Aujourd’hui, le Parti conservateur convoite le titre de « natural governing party ». S’il a d’abord cherché à construire sa coalition autour d’une alliance entre le réformisme de l’Ouest, le conservatisme tory et le nationalisme québécois, le refus de ce dernier d’entrer dans une grande alliance conservatrice fait en sorte qu’il espère désormais construire sa majorité directement au Canada anglais, en ravissant aux libéraux l’appui de certaines communautés ethniques et en misant aussi sur l’ajout de comtés dans les provinces anglophones.
Il se pourrait bien que la stratégie des conservateurs soit gagnante. Ils pourraient alors appliquer un programme qui consacrerait le basculement du centre de gravité du pays du Canada central vers l’Ouest, dont la vitalité économique s’accompagnerait désormais d’une pesanteur politique correspondante.
C’est une tendance lourde qui se dégage : le Canada est un pays qui n’a plus vraiment de raison d’être. Ses régions s’autonomisent et jouent leur propre partition dans l’environnement nord-américain, d’autant plus qu’elles disposent désormais pour la plupart d’une économie de l’énergie spécifique. Leurs intérêts ne parviennent pas vraiment à se conjuguer sous la figure d’un intérêt national.

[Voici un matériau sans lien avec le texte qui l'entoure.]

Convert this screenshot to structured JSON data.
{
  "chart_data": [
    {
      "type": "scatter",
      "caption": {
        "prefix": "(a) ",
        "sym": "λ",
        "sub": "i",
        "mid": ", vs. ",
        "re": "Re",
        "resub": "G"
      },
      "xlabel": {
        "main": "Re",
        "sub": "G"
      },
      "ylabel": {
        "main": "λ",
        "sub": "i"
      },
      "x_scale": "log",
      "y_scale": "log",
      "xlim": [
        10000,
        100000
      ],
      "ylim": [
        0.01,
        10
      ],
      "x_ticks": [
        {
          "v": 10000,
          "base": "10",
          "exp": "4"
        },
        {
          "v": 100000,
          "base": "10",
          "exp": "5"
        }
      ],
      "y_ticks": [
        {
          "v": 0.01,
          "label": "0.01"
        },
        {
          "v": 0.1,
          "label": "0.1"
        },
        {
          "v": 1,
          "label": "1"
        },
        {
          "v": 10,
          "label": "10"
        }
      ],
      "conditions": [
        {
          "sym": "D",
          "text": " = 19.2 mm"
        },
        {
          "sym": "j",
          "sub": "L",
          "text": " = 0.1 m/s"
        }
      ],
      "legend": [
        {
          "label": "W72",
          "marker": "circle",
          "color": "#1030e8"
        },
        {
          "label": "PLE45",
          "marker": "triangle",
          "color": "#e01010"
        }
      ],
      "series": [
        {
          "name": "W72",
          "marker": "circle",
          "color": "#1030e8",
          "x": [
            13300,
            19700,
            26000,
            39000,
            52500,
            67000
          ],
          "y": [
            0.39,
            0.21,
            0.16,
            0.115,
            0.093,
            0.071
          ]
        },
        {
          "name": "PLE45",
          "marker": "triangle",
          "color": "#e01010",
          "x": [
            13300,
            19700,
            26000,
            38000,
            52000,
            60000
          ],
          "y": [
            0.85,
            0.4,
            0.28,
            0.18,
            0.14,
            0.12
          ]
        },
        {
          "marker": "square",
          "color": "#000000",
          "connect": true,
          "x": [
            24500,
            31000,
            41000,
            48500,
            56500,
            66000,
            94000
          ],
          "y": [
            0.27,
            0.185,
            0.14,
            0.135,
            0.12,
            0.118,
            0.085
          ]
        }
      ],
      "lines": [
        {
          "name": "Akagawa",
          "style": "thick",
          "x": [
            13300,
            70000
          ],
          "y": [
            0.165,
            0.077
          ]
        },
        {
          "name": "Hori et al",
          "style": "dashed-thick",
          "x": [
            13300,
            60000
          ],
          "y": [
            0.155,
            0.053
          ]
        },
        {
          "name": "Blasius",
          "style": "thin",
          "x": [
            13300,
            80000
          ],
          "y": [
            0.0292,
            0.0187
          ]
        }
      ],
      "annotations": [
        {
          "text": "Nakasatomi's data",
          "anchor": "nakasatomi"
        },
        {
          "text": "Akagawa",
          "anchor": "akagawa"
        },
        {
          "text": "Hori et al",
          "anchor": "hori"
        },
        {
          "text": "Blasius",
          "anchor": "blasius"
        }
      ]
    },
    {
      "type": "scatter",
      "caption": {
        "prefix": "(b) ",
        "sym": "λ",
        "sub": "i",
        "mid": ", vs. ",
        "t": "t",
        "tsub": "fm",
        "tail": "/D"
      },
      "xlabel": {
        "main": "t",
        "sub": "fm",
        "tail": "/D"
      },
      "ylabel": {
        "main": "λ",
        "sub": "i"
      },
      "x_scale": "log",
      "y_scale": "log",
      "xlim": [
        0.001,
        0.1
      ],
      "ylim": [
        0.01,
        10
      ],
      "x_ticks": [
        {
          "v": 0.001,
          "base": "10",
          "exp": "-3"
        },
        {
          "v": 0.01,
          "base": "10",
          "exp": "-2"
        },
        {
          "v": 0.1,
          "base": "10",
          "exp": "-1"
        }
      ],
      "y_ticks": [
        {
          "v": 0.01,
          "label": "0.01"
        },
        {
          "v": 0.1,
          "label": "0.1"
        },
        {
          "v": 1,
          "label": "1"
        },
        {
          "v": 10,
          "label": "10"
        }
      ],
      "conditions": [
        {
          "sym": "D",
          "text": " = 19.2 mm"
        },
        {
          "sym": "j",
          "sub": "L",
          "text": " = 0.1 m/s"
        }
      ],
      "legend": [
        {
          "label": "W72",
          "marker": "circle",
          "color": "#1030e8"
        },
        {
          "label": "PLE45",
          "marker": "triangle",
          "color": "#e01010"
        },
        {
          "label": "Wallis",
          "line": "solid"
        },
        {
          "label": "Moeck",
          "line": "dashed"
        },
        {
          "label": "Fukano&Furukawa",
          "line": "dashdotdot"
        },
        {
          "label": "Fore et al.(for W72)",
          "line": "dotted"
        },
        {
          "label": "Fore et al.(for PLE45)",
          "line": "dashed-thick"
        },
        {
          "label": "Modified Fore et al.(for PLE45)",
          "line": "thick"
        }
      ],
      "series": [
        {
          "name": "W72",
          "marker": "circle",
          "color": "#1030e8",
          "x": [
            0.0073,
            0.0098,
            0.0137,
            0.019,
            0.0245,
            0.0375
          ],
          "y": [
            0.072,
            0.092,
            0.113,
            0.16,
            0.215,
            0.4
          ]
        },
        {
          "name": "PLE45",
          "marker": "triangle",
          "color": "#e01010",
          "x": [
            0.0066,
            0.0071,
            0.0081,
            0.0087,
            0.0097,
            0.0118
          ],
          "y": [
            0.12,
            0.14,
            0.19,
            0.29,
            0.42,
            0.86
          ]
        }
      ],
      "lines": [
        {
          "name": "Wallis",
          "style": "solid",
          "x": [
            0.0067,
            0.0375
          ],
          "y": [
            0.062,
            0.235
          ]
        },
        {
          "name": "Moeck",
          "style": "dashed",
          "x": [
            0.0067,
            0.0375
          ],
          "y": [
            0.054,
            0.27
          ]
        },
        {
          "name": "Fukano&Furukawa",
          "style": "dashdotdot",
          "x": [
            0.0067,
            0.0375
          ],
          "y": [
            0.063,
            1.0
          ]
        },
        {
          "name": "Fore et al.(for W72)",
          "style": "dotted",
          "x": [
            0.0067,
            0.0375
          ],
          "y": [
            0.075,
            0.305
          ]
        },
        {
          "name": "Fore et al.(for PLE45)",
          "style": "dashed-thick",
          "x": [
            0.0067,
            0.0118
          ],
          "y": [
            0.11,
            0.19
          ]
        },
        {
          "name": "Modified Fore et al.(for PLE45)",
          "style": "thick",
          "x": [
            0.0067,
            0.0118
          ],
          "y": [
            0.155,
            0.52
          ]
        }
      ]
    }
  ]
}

En trente ans, le Canada a profondément changé. Si ses élites ont connu une mue trudeauiste, une idéologie qui trouve sa base sociale dans les couches sociales progressistes et chez les « Canadiens de 1982 » issus de l’immigration, au même moment, l’Ouest a émergé à travers des revendications semblables à celle du conservatisme américain et l’Atlantique est parvenu à se défaire partiellement de sa réputation d’enfant pauvre de la confédération. Même l’Ontario développe un régionalisme spécifique. Quant au Québec, sa question nationale ne parvient manifestement plus à structurer le débat politique canadien.
Cette mutation politique permet de mieux comprendre de quoi la multiplication des gouvernements minoritaires est le symptôme. Si les souverainistes avaient un jour une nouvelle vigueur, c’est dans ce contexte, bien davantage que dans celui de la dualité nationale classique à laquelle l’histoire nous avait habitués, qu’ils devraient évoluer. Si les autonomistes veulent leur faire concurrence, ils devront quant à eux miser sur une alliance des régionalismes canadiens.
Dans un cas comme dans l’autre, le Canada auquel nous étions habitués n’existe plus vraiment.